Functional training is fast becoming a popular alternative – and a fun addition – to traditional methods of weight training and exercise.
Although open to wide interpretation, functional training generally involves exercises that engage multiple joints and often mimicking a movement from a sport or daily life. Functional training is designed to improve your overall physical performance.
Above all, it is quite the opposite of bodybuilding, which generally involves isolated muscle fatigue. Whether you are a professional athlete or you’re simply looking for an interesting alternative to your regular routine, functional training offers many physical benefits.
Functional training has its roots in rehabilitation. When a person is injured and off work, registered therapists often use functional exercises to help prepare patients to return to work without re-injury. For instance, if a carpenter is off work, she might perform exercises that simulate lifting, hammering, and sawing.
A wood-chop using a medicine ball is a great example of a functional exercise that simulates the movement involved in swinging an axe. It incorporates upper body, lower body, and core muscles, while increasing heart rate and improving flexibility and joint mobility.
Because this exercise uses so many different muscles, gaining proficiency at it can make everyday activities such as grocery shopping, cleaning, and moderate lifting much easier. There are many other great functional exercises that use stability balls, wobble boards, exercise tubes, or traditional dumbbells and pulleys.
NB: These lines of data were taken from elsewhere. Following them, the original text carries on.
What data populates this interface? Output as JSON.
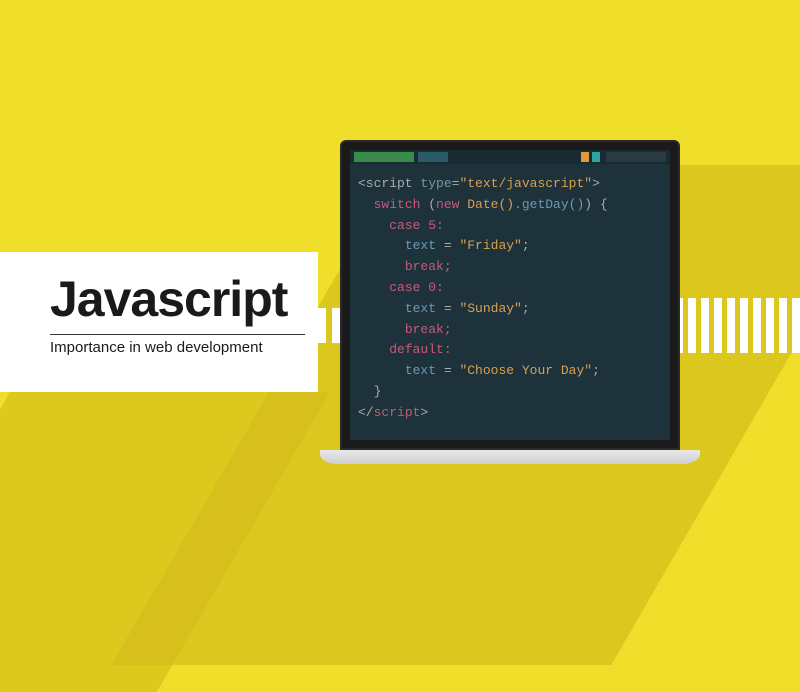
{
  "title": "Javascript",
  "subtitle": "Importance in web development",
  "code": {
    "l1_tag_open": "<script",
    "l1_attr": " type",
    "l1_eq": "=",
    "l1_val": "\"text/javascript\"",
    "l1_close": ">",
    "l2_kw": "switch",
    "l2_paren_open": " (",
    "l2_new": "new",
    "l2_class": " Date()",
    "l2_method": ".getDay()",
    "l2_paren_close": ") {",
    "l3": "case 5:",
    "l4_var": "text",
    "l4_eq": " = ",
    "l4_str": "\"Friday\"",
    "l4_end": ";",
    "l5": "break;",
    "l6": "case 0:",
    "l7_var": "text",
    "l7_eq": " = ",
    "l7_str": "\"Sunday\"",
    "l7_end": ";",
    "l8": "break;",
    "l9": "default:",
    "l10_var": "text",
    "l10_eq": " = ",
    "l10_str": "\"Choose Your Day\"",
    "l10_end": ";",
    "l11": "}",
    "l12_open": "</",
    "l12_tag": "script",
    "l12_close": ">"
  }
}
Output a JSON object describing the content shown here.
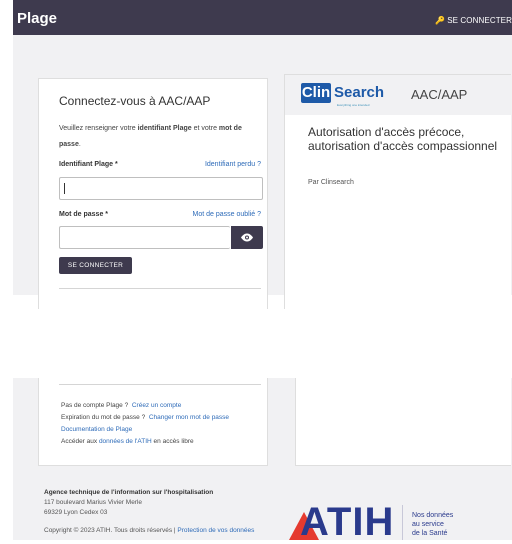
{
  "header": {
    "brand": "Plage",
    "login_link": "SE CONNECTER",
    "key_icon": "🔑"
  },
  "login": {
    "title": "Connectez-vous à AAC/AAP",
    "intro_part1": "Veuillez renseigner votre ",
    "intro_bold1": "identifiant Plage",
    "intro_part2": " et votre ",
    "intro_bold2": "mot de passe",
    "intro_end": ".",
    "id_label": "Identifiant Plage *",
    "id_forgot": "Identifiant perdu ?",
    "id_value": "",
    "pwd_label": "Mot de passe *",
    "pwd_forgot": "Mot de passe oublié ?",
    "pwd_value": "",
    "submit": "SE CONNECTER"
  },
  "service": {
    "logo_cl": "Cl",
    "logo_in": "in",
    "logo_search": "Search",
    "logo_tagline": "Everything one intended",
    "name": "AAC/AAP",
    "title": "Autorisation d'accès précoce, autorisation d'accès compassionnel",
    "by": "Par Clinsearch"
  },
  "help": {
    "no_account": "Pas de compte Plage ?",
    "create": "Créez un compte",
    "expired": "Expiration du mot de passe ?",
    "change": "Changer mon mot de passe",
    "docs": "Documentation de Plage",
    "access_pre": "Accéder aux ",
    "access_link": "données de l'ATIH",
    "access_post": " en accès libre"
  },
  "footer": {
    "agency": "Agence technique de l'information sur l'hospitalisation",
    "address1": "117 boulevard Marius Vivier Merle",
    "address2": "69329 Lyon Cedex 03",
    "copyright": "Copyright © 2023 ATIH. Tous droits réservés |",
    "privacy": "Protection de vos données",
    "logo": "ATIH",
    "tag1": "Nos données",
    "tag2": "au service",
    "tag3": "de la Santé"
  },
  "colors": {
    "topbar": "#3e3a4e",
    "link": "#2e6bb8",
    "clinsearch_blue": "#1e5aa8",
    "atih_blue": "#2a3a8c",
    "atih_red": "#e53a2f"
  }
}
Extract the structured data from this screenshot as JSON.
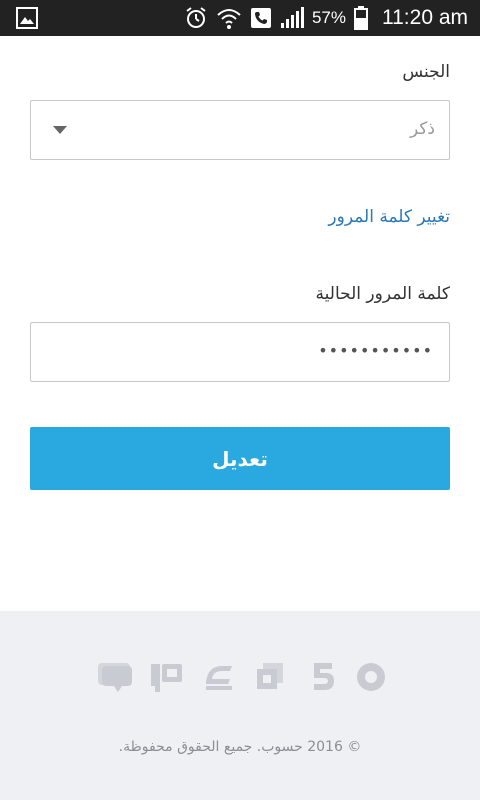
{
  "status_bar": {
    "battery": "57%",
    "time": "11:20 am",
    "icons": [
      "gallery-icon",
      "alarm-icon",
      "wifi-icon",
      "call-icon",
      "signal-icon",
      "battery-icon"
    ]
  },
  "form": {
    "gender_label": "الجنس",
    "gender_value": "ذكر",
    "change_password_link": "تغيير كلمة المرور",
    "current_password_label": "كلمة المرور الحالية",
    "current_password_value": "•••••••••••",
    "submit_label": "تعديل"
  },
  "footer": {
    "brand_icons": [
      "chat-brand-icon",
      "qa-brand-icon",
      "graduation-brand-icon",
      "layers-brand-icon",
      "five-brand-icon",
      "circle-brand-icon"
    ],
    "copyright": "© 2016 حسوب. جميع الحقوق محفوظة."
  },
  "colors": {
    "accent": "#2aa8e0",
    "link": "#2a7ab8",
    "statusbar": "#222222",
    "footer_bg": "#eef0f3"
  }
}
Another benefit of functional training is improved neuromuscular coordination. Beyond improving general balance and reflex time, we can actually train our muscles and joints to perform compound movements nearly automatically. This can be helpful, for example, for snowboarders who could use a wobble board to condition their body’s responses to different obstacles or to near falls.
Body building remains the best way to add bulk and get strong, just as distance cardio training is the best way to prepare for a marathon, but functional fitness training tends to improve overall quality of life. This can be very liberating for individuals who have struggled with performing simple daily tasks and it can give athletes the edge they need to succeed.